Il la connaît à peine. Lorsque sa mère est morte, il avait quitté depuis peu la maison. Revenu l’avant-veille des obsèques, il ne s’était pas attardé. Son travail l’appelait sous d’autres cieux et surtout il lui était apparu, comme en filigrane derrière sa peine, que ce Bernard-Hubert, qui l’avait un moment fasciné, ne lui était finalement rien. Et surtout pas le père qu’il avait eu la brève tentation de chercher en lui.
Cette conviction porteuse de plus d’indifférence que d’agressivité s’était encore renforcée lorsqu’il l’avait revu, de loin en loin, le temps d’un déjeuner puis, à de plus rares occasions encore, en compagnie d’une très jeune femme dont il avait simplement pensé, justement à cause de sa jeunesse, qu’elle aurait pu être la fille de sa propre mère.
Benoît rejoint lentement sa place, essayant sans y parvenir de repérer celle qu’occupe Bénédicte. On ne distingue presque rien des voyageurs endormis. Il se dit que la jeune femme doit être seule. Il n’a vu aucun Bernard-Hubert dans la liste.
Ses yeux se ferment. A l’abri de ses paupières passent des images du Vietnam qu’il ne connaît pas. Il rêve à la baie d’Ha Long telle qu’il l’a aimée dans le film Indochine, il y a des années de cela. Il voit les chapeaux coniques des femmes qui repiquent le riz se balancer au-dessus des cultures comme sur les cartes postales qu’il reçoit parfois de ses amis. Ce sont des images pour touristes. Depuis quelques années, le Vietnam a cessé de rappeler de mauvais souvenirs à la France pour devenir l’une des destinations à la mode.

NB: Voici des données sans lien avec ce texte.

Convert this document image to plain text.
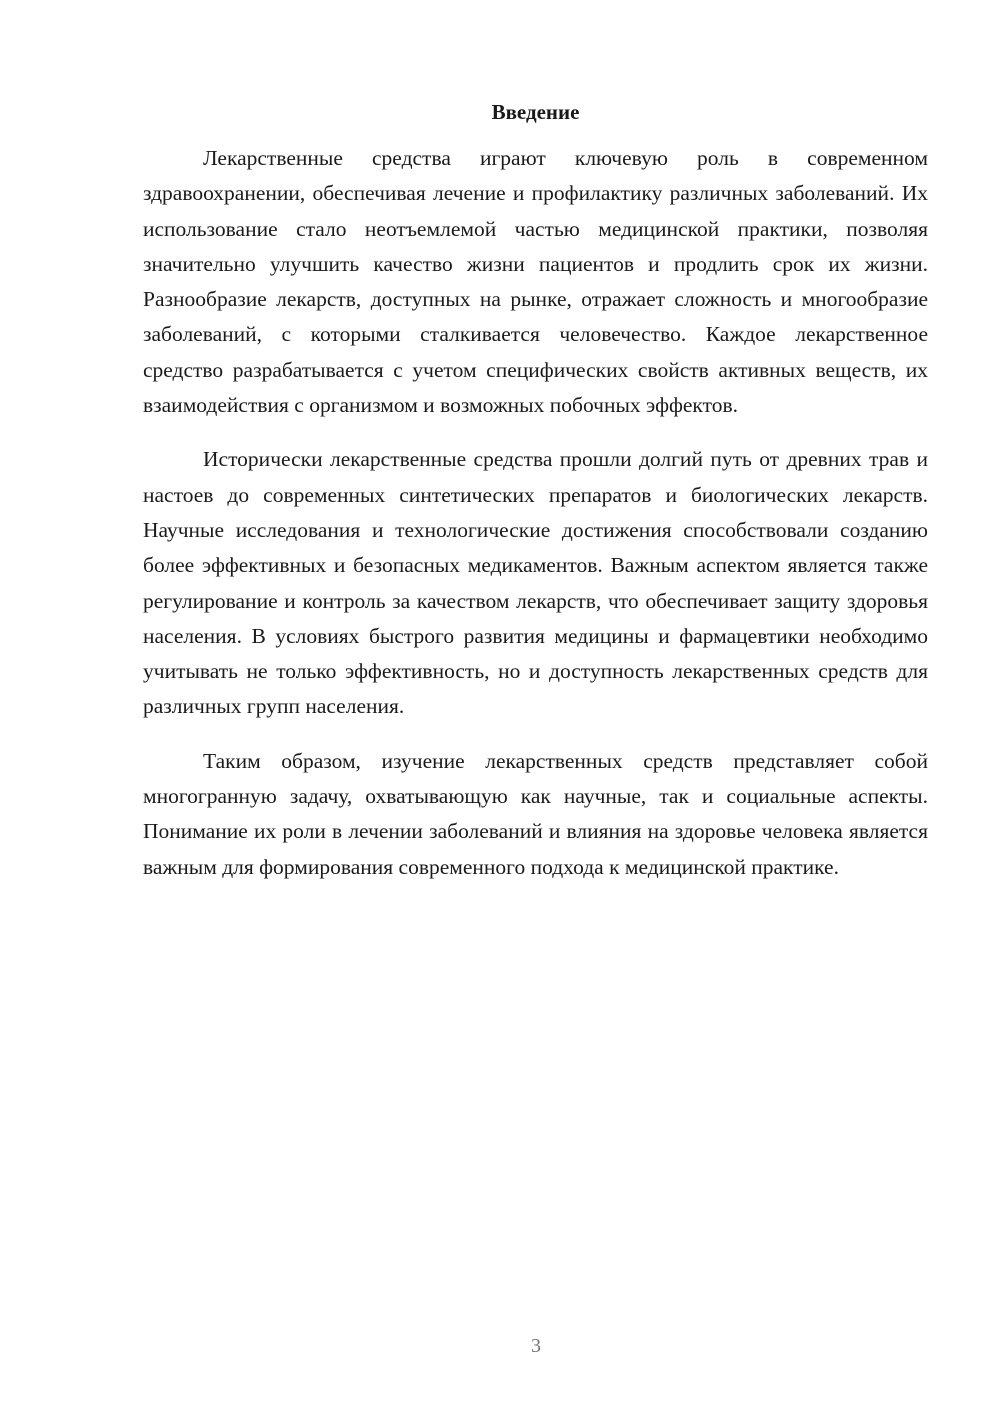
Введение

Лекарственные средства играют ключевую роль в современном здравоохранении, обеспечивая лечение и профилактику различных заболеваний. Их использование стало неотъемлемой частью медицинской практики, позволяя значительно улучшить качество жизни пациентов и продлить срок их жизни. Разнообразие лекарств, доступных на рынке, отражает сложность и многообразие заболеваний, с которыми сталкивается человечество. Каждое лекарственное средство разрабатывается с учетом специфических свойств активных веществ, их взаимодействия с организмом и возможных побочных эффектов.

Исторически лекарственные средства прошли долгий путь от древних трав и настоев до современных синтетических препаратов и биологических лекарств. Научные исследования и технологические достижения способствовали созданию более эффективных и безопасных медикаментов. Важным аспектом является также регулирование и контроль за качеством лекарств, что обеспечивает защиту здоровья населения. В условиях быстрого развития медицины и фармацевтики необходимо учитывать не только эффективность, но и доступность лекарственных средств для различных групп населения.

Таким образом, изучение лекарственных средств представляет собой многогранную задачу, охватывающую как научные, так и социальные аспекты. Понимание их роли в лечении заболеваний и влияния на здоровье человека является важным для формирования современного подхода к медицинской практике.

3
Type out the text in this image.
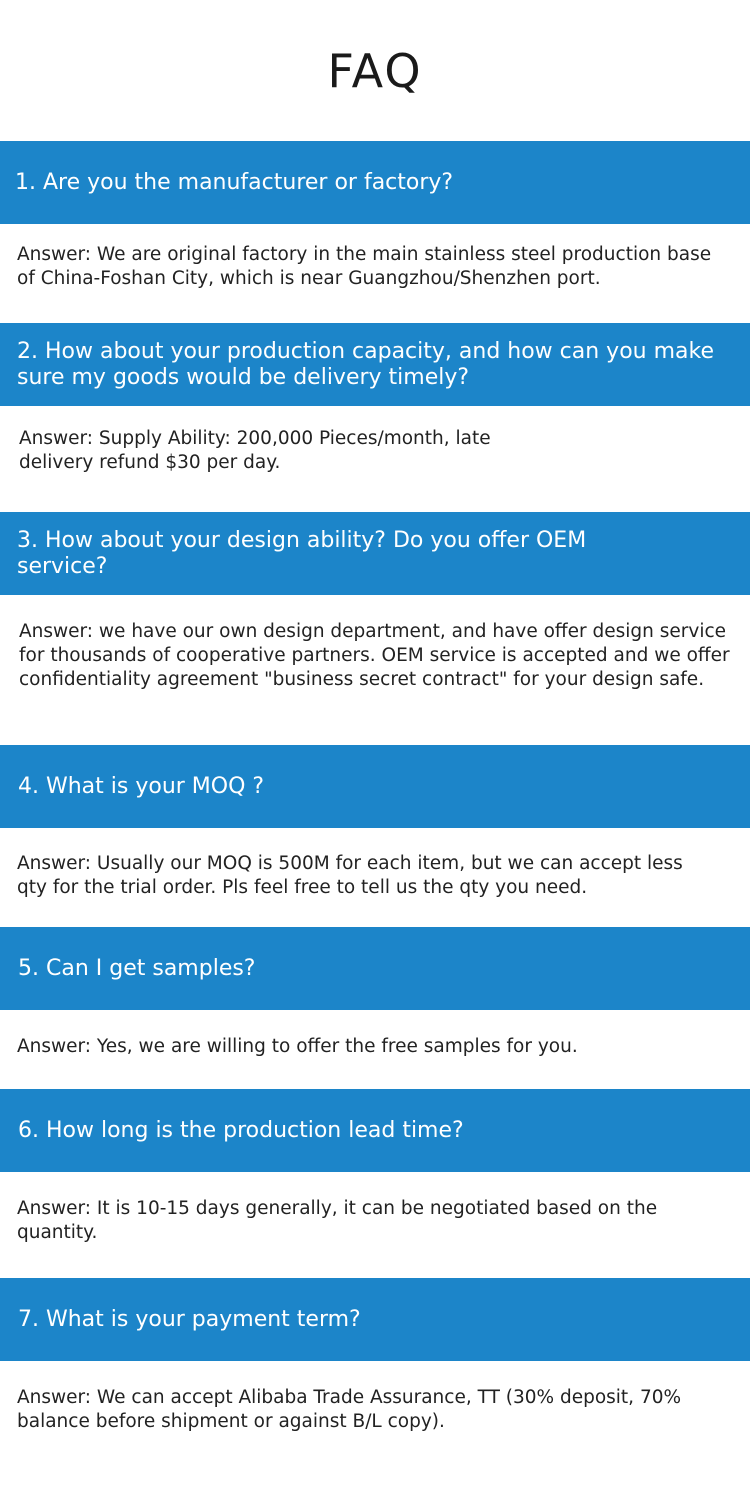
FAQ
1. Are you the manufacturer or factory?
Answer: We are original factory in the main stainless steel production base of China-Foshan City, which is near Guangzhou/Shenzhen port.
2. How about your production capacity, and how can you make sure my goods would be delivery timely?
Answer: Supply Ability: 200,000 Pieces/month, late delivery refund $30 per day.
3. How about your design ability? Do you offer OEM service?
Answer: we have our own design department, and have offer design service for thousands of cooperative partners. OEM service is accepted and we offer confidentiality agreement "business secret contract" for your design safe.
4. What is your MOQ ?
Answer: Usually our MOQ is 500M for each item, but we can accept less qty for the trial order. Pls feel free to tell us the qty you need.
5. Can I get samples?
Answer: Yes, we are willing to offer the free samples for you.
6. How long is the production lead time?
Answer: It is 10-15 days generally, it can be negotiated based on the quantity.
7. What is your payment term?
Answer: We can accept Alibaba Trade Assurance, TT (30% deposit, 70% balance before shipment or against B/L copy).
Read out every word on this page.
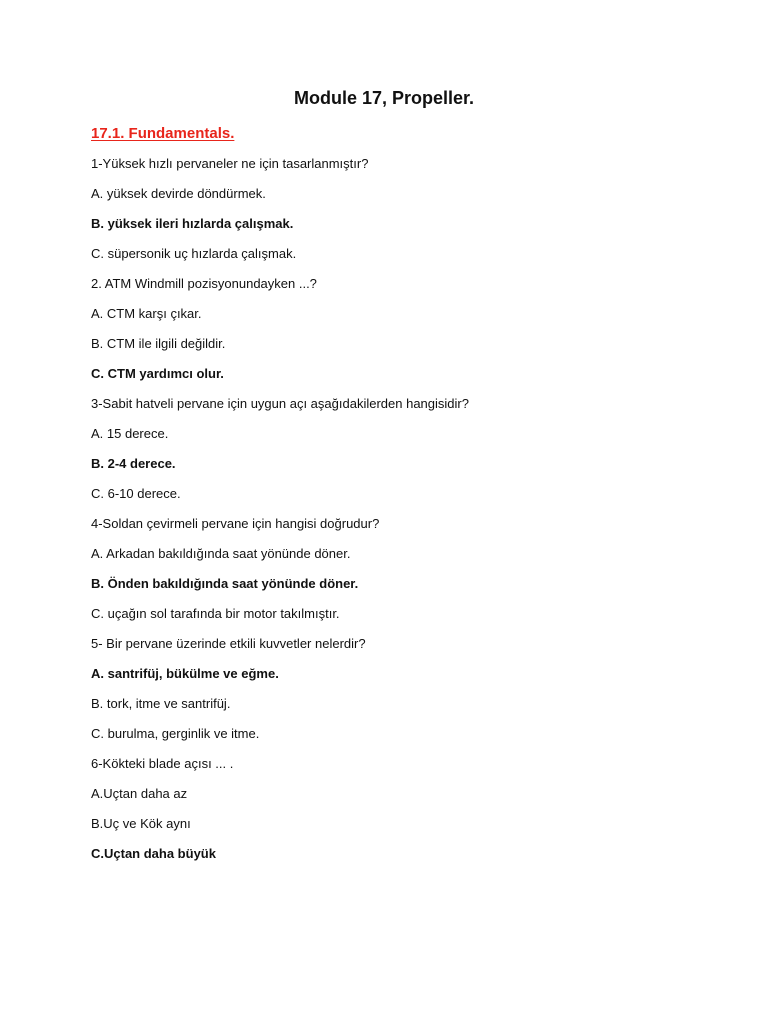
Module 17, Propeller.
17.1. Fundamentals.
1-Yüksek hızlı pervaneler ne için tasarlanmıştır?
A. yüksek devirde döndürmek.
B. yüksek ileri hızlarda çalışmak.
C. süpersonik uç hızlarda çalışmak.
2. ATM Windmill pozisyonundayken ...?
A. CTM karşı çıkar.
B. CTM ile ilgili değildir.
C. CTM yardımcı olur.
3-Sabit hatveli pervane için uygun açı aşağıdakilerden hangisidir?
A. 15 derece.
B. 2-4 derece.
C. 6-10 derece.
4-Soldan çevirmeli pervane için hangisi doğrudur?
A. Arkadan bakıldığında saat yönünde döner.
B. Önden bakıldığında saat yönünde döner.
C. uçağın sol tarafında bir motor takılmıştır.
5- Bir pervane üzerinde etkili kuvvetler nelerdir?
A. santrifüj, bükülme ve eğme.
B. tork, itme ve santrifüj.
C. burulma, gerginlik ve itme.
6-Kökteki blade açısı ... .
A.Uçtan daha az
B.Uç ve Kök aynı
C.Uçtan daha büyük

Il s’agite un peu. Comme si, même dans son rêve et quoiqu’en dise Germain, il savait qu’il ne vient pas là pour se promener, pour se laisser bercer par la tiédeur de l’air et amuser par l’inaltérable sourire vietnamien, mais pour continuer à essayer de comprendre le monde. Pour chercher et assembler les morceaux du puzzle encore et encore. Parce que, forcément, il amène au pays des rizières, des bambous et des hévéas tout ce qu’ont déposé en lui son existence, ses études éclectiques et aussi quelques-uns de ses meilleurs copains agronomes qu’habite la passion d’une planète plus propre et plus justement exploitée.
3La matinée est déjà bien entamée lorsque, bagages récupérés, le groupe s’agglutine autour d’un petit homme rond que tous vont suivre et écouter docilement pendant dix jours. Pour la plupart d’entre eux, avoir un guide auquel ils peuvent faire toute confiance, se laisser conduire et enseigner par lui, sera parmi les plaisirs du voyage. Celui-ci se nomme Nguyen.